Artificial intelligence safety has become a significant focus for Tuna and Moskovitz in recent years. They provided $1 million to the Future of Life Institute a decade ago, followed by $30 million to OpenAI’s nonprofit in 2017 and investment in Anthropic’s early funding round in 2021—”before it was obvious that these labs would make money,” as Tuna notes. This early involvement came from recognizing both AI’s transformative potential and its risks. “With hundreds of billions of dollars going into making AI more capable, there is immense competitive pressure to push the technology forward as quickly as possible,” Tuna explains. “But in order to manage the risks, you need coordination across companies and across countries.” Their Anthropic stake, now worth an estimated $500 million, was transferred to a nonprofit vehicle in early 2025 to eliminate potential conflicts of interest, with any returns directed back into philanthropy. Through Open Philanthropy, they’re now funding organizations like the Center for Security and Emerging Technology, the RAND Corporation, and FAR.AI to influence AI policy and enhance model safety.
Tuna is now working to transform Open Philanthropy from a single-donor foundation into a multi-donor vehicle. More than $200 million of the organization’s donations this year have come from other billionaires, including Stripe cofounder Patrick Collison and Lucy Southworth (Google cofounder Larry Page’s wife). These partnerships have launched initiatives like the $100-million Lead Exposure Action Fund and the Abundance and Growth Fund. “It’s quite rare to be a very successful foundation, and then also go on to influence other people’s money to a significant extent,” notes Alexander Berger, CEO of Open Philanthropy. During weekly walking meetings, Tuna and Berger discuss everything from strategy to outreach to distribution timelines. “When we started, there really wasn’t anywhere for a donor like us… with billions of dollars to give away over decades, who is open to any cause or way of working, in the service of helping others as much as we can,” Tuna reflects. The goal is to create a resource that’s ready for future donors who share their evidence-based approach.
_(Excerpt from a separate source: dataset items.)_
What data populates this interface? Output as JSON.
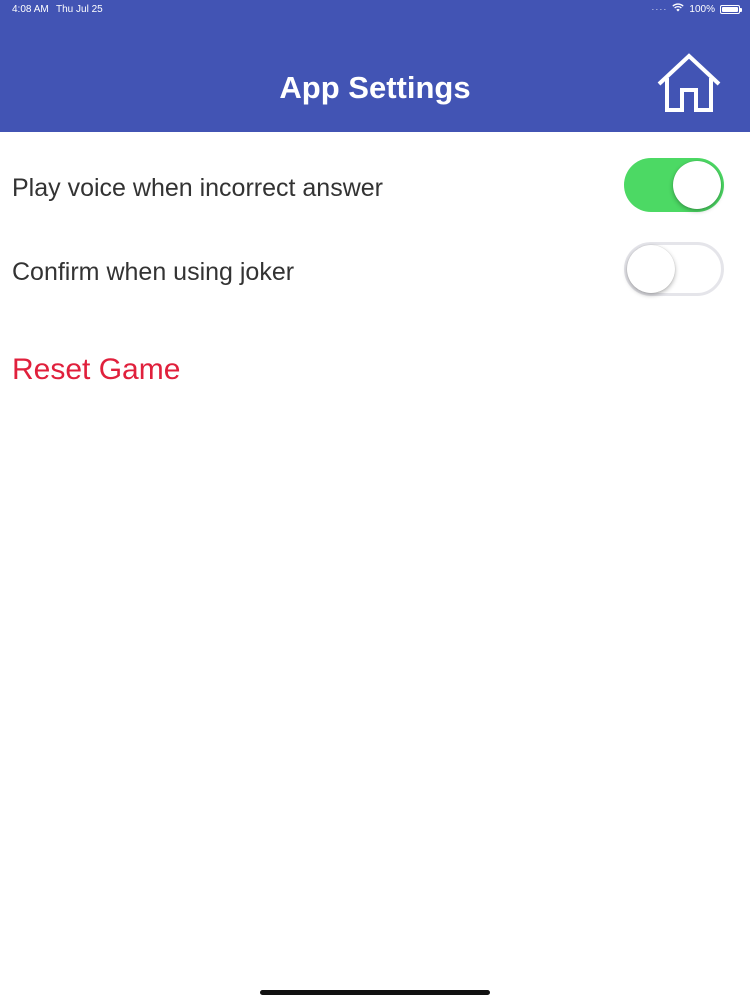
{
  "status_bar": {
    "time": "4:08 AM",
    "date": "Thu Jul 25",
    "battery": "100%",
    "wifi_icon": "wifi-icon",
    "battery_level": 1.0
  },
  "header": {
    "title": "App Settings",
    "home_icon": "home-icon",
    "background_color": "#4254b4"
  },
  "settings": [
    {
      "label": "Play voice when incorrect answer",
      "enabled": true
    },
    {
      "label": "Confirm when using joker",
      "enabled": false
    }
  ],
  "reset": {
    "label": "Reset Game",
    "color": "#e0203c"
  },
  "colors": {
    "toggle_on": "#4cd964",
    "toggle_off_border": "#e5e5ea"
  }
}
Despite the vast resources at her disposal, Tuna maintains a remarkably grounded perspective on her role. Raised in Indiana by doctor parents who prioritized education, she views her access to such enormous wealth as “accidental” and feels a moral obligation to distribute it as effectively as possible. Her background—growing up with a Muslim father and Methodist mother, later marrying into a Jewish family, and now practicing Buddhist meditation—has shaped her universal humanitarian outlook. While AI safety has captured increasing attention and funding, Tuna emphasizes that she takes a diversified approach to giving: “If anything summarizes my approach, it’s that it’s not just one thing.” This portfolio strategy spans direct giving, policy advocacy, and strategic investing across multiple domains. As she puts it, “Progress and safety don’t have to be at odds.” In a world of philanthropy often driven by personal passion projects and public recognition, Tuna’s methodical, impact-maximizing approach stands apart—guided by data, focused on the future, and committed to helping those with the greatest needs, whether or not their causes make headlines.